Вот я сейчас просматриваю свои письма с фронта и вспоминаю, что у меня ещё тогда, во времена войны, появилось это чувство стыда. После Победы мы возвращались домой через всю Европу раненые, на костылях, полуголодные, полурваные, запущенные - победители. И по дороге встретились с англичанами, которые ехали из немецкого плена. Они выглядели как зажиточные туристы: побритые, умытые, в красивых плащах, с кожаными чемоданами. На них уже красовались ордена. За что? За то, что они попали в плен? Нет! За то, что воевали. Вот это правильное отношение к своим гражданам. А я на костылях приехал домой. И что меня ждало? Бесплатный проезд на общественном транспорте и банный день для фронтовиков раз в месяц. Но этот банный день невозможно было использовать, потому что всегда собиралась огромная очередь. А в трамвае - давка из инвалидов, которые пытались протиснуться сквозь толпу. И этот резкий контраст в отношениях нашей страны и зарубежья к своим героям да и просто гражданам сохранился и по сей день.

- Вы уехали в 1976 г. «из-за эстетических разногласий с режимом». Сегодня эти разногласия с властью сохранились?

- Я не живу постоянно в России, поэтому не могу судить.
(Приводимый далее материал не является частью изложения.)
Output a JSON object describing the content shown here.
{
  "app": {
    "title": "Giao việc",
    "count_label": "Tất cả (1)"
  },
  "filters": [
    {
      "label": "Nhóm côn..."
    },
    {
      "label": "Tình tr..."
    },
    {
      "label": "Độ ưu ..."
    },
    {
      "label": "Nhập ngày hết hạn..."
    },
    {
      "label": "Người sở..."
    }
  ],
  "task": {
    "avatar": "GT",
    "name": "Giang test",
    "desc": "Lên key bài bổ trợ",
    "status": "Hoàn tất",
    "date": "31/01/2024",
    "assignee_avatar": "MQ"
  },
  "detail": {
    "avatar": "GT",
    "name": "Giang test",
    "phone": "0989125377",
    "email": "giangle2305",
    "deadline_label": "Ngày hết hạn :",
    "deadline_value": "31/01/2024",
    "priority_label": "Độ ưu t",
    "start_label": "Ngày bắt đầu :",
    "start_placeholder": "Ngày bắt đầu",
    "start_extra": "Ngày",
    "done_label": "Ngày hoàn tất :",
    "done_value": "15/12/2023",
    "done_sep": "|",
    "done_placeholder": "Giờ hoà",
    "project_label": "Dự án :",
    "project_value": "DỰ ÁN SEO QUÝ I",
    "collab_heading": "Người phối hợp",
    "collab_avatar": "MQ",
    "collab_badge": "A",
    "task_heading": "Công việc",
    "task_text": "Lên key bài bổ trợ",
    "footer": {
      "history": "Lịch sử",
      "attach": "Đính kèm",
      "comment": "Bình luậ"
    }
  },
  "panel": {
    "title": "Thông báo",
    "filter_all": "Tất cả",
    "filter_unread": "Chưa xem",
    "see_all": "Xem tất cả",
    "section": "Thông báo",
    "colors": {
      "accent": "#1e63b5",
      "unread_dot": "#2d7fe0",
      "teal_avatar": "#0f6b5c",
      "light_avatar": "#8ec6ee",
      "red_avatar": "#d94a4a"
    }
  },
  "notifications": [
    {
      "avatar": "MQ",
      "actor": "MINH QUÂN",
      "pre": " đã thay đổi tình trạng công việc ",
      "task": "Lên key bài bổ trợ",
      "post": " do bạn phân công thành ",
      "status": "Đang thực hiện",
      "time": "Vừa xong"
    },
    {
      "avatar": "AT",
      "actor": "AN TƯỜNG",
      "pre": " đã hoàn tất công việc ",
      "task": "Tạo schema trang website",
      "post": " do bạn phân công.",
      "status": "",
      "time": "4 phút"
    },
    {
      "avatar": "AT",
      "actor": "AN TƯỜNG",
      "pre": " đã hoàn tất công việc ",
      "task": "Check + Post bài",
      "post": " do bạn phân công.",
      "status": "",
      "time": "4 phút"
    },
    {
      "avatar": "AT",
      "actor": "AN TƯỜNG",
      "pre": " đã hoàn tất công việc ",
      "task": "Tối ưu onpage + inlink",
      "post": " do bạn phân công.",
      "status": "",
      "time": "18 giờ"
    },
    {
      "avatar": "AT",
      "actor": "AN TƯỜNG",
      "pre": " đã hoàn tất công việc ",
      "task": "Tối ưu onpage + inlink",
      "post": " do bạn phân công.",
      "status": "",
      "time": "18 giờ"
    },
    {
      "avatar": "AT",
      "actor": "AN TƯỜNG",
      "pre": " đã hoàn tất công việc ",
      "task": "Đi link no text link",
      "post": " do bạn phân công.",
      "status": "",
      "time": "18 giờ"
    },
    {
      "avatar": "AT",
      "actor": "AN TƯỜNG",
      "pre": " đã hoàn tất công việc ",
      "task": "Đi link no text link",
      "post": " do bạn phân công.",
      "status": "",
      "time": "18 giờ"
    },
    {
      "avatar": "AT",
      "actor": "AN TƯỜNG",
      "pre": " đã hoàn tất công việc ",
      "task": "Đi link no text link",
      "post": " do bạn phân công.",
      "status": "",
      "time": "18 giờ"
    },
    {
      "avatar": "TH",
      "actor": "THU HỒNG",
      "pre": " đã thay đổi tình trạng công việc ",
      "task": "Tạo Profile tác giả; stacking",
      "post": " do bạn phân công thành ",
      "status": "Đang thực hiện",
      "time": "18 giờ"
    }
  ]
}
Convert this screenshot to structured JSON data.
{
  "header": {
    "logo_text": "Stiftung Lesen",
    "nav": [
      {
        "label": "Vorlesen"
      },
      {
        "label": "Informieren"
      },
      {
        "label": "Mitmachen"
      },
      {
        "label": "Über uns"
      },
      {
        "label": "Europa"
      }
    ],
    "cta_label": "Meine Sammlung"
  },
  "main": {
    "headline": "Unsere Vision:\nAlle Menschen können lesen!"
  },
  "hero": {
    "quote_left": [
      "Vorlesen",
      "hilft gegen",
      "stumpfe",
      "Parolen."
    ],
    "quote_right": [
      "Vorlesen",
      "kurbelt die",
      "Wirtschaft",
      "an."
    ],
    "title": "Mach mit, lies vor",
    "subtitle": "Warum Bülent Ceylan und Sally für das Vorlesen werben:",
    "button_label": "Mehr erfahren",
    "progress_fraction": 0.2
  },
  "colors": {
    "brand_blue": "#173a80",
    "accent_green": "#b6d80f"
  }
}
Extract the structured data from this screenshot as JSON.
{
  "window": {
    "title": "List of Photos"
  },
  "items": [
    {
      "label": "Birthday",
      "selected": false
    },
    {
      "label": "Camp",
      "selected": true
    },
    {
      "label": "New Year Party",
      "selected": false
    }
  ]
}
Меня часто спрашивают, за что я в обиде на прошлое. Нет… не в обиде. Напротив, благодарен ему. В прошлом меня приучили мерить жизнь не вещизмом, не тем, у кого какой плащик, а жизнью и смертью, которые сопровождали моё поколение. И научили не искать роскоши, а благодарить Бога за то, что он даёт возможность хотя бы голой грудью поспать на асфальте. А то, что лично меня смущает в сегодняшней российской жизни, к политике отношения не имеет. С одной стороны, мне нравится, что в той области, которой я занимаюсь, раздвинулись рамки самовыражения. Но, с другой стороны, мне не нравится гламурная вторич-ность искусства, не нравится, что искусство живёт в каком-то салонном бутике. Причём этот гламур не навеян русской традицией. Он навеян модными журнальчиками Запада.

Деньги и вещизм

- Вы сами говорили, что деньги - это кровь творчества. Значит, кровь эта не всегда влияет благотворно на искусство?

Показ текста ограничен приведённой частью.